Executive Summary
In March of 2026, Aurora Mental Health & Recovery (AMHR) conducted a comprehensive Community Needs Assessment (CNA) to evaluate behavioral health needs, service gaps, and system opportunities across its service area. This assessment fulfills requirements outlined by the Certified Community Behavioral Health Clinic (CCBHC) model and aligns with federal and state expectations for data-driven, person-centered, and equitable behavioral health planning.
Using a mixed-methods approach—including client and stakeholder surveys, internal service data, and community-level demographic and social determinants of health (SDOH) data—AMHR identified key trends impacting access, utilization, and outcomes. The findings reflect both strengths in community engagement and critical opportunities for system improvement as the organization prepares for the CCBHC demonstration and anticipated coverage shifts in 2027.

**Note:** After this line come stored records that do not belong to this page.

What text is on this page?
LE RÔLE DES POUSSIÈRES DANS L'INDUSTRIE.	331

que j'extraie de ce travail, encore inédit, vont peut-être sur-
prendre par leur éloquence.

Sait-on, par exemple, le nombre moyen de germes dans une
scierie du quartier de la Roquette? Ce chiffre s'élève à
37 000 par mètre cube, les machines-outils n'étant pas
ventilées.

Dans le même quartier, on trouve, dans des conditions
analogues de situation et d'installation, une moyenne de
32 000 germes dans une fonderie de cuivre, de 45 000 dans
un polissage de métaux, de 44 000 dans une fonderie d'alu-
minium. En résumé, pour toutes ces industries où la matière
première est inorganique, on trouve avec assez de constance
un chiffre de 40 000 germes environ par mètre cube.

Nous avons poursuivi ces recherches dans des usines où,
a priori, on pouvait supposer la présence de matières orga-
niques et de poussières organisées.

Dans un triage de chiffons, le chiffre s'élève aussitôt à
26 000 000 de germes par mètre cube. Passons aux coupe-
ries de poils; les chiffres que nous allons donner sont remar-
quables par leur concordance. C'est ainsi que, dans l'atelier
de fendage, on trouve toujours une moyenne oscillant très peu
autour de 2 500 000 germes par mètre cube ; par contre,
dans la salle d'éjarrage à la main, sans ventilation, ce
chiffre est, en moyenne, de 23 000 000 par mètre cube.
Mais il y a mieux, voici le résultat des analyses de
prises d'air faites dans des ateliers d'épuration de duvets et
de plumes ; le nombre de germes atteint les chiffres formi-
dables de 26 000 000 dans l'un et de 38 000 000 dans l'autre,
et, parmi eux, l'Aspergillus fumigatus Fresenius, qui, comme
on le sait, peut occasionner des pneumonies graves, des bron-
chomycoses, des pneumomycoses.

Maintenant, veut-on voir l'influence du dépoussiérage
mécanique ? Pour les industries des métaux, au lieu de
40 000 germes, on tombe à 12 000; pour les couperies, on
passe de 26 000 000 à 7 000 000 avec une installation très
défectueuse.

Key Findings from Community Needs Assessment
1. Social Determinants of Health & Economic Stability
Approximately 22% of working-age AMHR clients are unemployed, highlighting a significant need for expanded vocational and employment supports. This trend has direct implications for the sustainability of care, particularly as disruptions in insurance coverage are anticipated. Employment instability is closely linked with other SDOH challenges, reinforcing the need for integrated, whole-person care.
Family and partner conflict emerged as a top-five SDOH concern, indicating a gap in relational and family-based interventions. Current service offerings do not fully meet this need, suggesting an opportunity to expand therapeutic modalities such as couples and family therapy.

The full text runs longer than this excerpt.